# Hospital Readmission Prediction

This notebook demonstrates the AI Development Workflow for predicting 30-day hospital readmission risk. It follows the CRISP-DM framework and includes data preprocessing, model development, evaluation, and deployment simulation.

**Objectives**:
- Predict readmission risk using patient data.
- Improve discharge planning and reduce readmission rates.

**Stakeholders**:
- Hospital administrators
- Physicians and care teams

**KPI**: Precision and recall of the readmission prediction model.


In [None]:
import pandas as pd
import matplotlib.pyplot as plt
import seaborn as sns

# Load dataset
df = pd.read_csv('data/hospital_readmissions.csv')

# Preview
df.head()


In [None]:
# Basic info
df.info()
df.describe()


In [None]:
# Visualize readmission distribution
sns.countplot(x='readmitted', data=df)
plt.title('Readmission Distribution')
plt.show()


In [None]:
from sklearn.preprocessing import StandardScaler, OneHotEncoder
from sklearn.impute import SimpleImputer

# Handle missing values
df['age'] = df['age'].fillna(df['age'].mean())

# Encode categorical variables
df = pd.get_dummies(df, columns=['discharge_type', 'gender'], drop_first=True)

# Normalize lab results
scaler = StandardScaler()
df['lab_results'] = scaler.fit_transform(df[['lab_results']])

# Split features and target
X = df.drop(['readmitted', 'patient_id'], axis=1)
y = df['readmitted']


In [None]:
from sklearn.model_selection import train_test_split
from sklearn.linear_model import LogisticRegression

# Split data
X_train, X_test, y_train, y_test = train_test_split(X, y, test_size=0.3, random_state=42)

# Train model
model = LogisticRegression(max_iter=1000)
model.fit(X_train, y_train)


In [None]:
from sklearn.metrics import confusion_matrix, precision_score, recall_score, classification_report

# Predict
y_pred = model.predict(X_test)

# Confusion matrix
cm = confusion_matrix(y_test, y_pred)
print("Confusion Matrix:\n", cm)

# Precision and recall
print("Precision:", precision_score(y_test, y_pred))
print("Recall:", recall_score(y_test, y_pred))

# Full report
print(classification_report(y_test, y_pred))


In [None]:
# Simulate a new patient input
new_patient = X_test.iloc[0].values.reshape(1, -1)
prediction = model.predict(new_patient)

print("Readmission Risk:", "HIGH" if prediction[0] == 1 else "LOW")


## Concept Drift Monitoring

Concept drift occurs when the data distribution changes over time, affecting model accuracy.
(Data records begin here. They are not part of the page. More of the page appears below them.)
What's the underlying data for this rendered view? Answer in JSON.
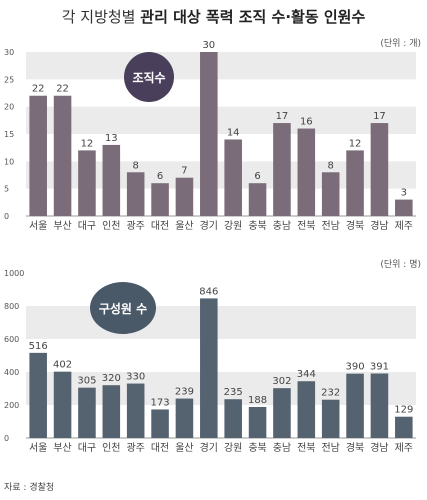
{
  "title": {
    "light": "각 지방청별",
    "bold": "관리 대상 폭력 조직 수·활동 인원수"
  },
  "source": "자료 : 경찰청",
  "colors": {
    "chart1_bar": "#7a6c79",
    "chart1_badge": "#4a3f5a",
    "chart2_bar": "#556270",
    "chart2_badge": "#4a5968",
    "band": "#ebebeb"
  },
  "chart_data": [
    {
      "type": "bar",
      "badge_label": "조직수",
      "unit_label": "(단위 : 개)",
      "categories": [
        "서울",
        "부산",
        "대구",
        "인천",
        "광주",
        "대전",
        "울산",
        "경기",
        "강원",
        "충북",
        "충남",
        "전북",
        "전남",
        "경북",
        "경남",
        "제주"
      ],
      "values": [
        22,
        22,
        12,
        13,
        8,
        6,
        7,
        30,
        14,
        6,
        17,
        16,
        8,
        12,
        17,
        3
      ],
      "yticks": [
        0,
        5,
        10,
        15,
        20,
        25,
        30
      ],
      "ylim": [
        0,
        30
      ]
    },
    {
      "type": "bar",
      "badge_label": "구성원 수",
      "unit_label": "(단위 : 명)",
      "categories": [
        "서울",
        "부산",
        "대구",
        "인천",
        "광주",
        "대전",
        "울산",
        "경기",
        "강원",
        "충북",
        "충남",
        "전북",
        "전남",
        "경북",
        "경남",
        "제주"
      ],
      "values": [
        516,
        402,
        305,
        320,
        330,
        173,
        239,
        846,
        235,
        188,
        302,
        344,
        232,
        390,
        391,
        129
      ],
      "yticks": [
        0,
        200,
        400,
        600,
        800,
        1000
      ],
      "ylim": [
        0,
        1000
      ]
    }
  ]
}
To monitor drift:
- Track prediction accuracy monthly.
- Retrain model with recent data.
- Use alerts for performance drops.

Ethical concerns include fairness across demographics and privacy compliance.


In [None]:
# Regularization to reduce overfitting
model = LogisticRegression(max_iter=1000, C=0.5)
model.fit(X_train, y_train)


## Reflection

**Challenge**: Designing a fair preprocessing pipeline and selecting interpretable features.

**Improvement**: With more time, I would test multiple models and include stakeholder feedback in feature selection.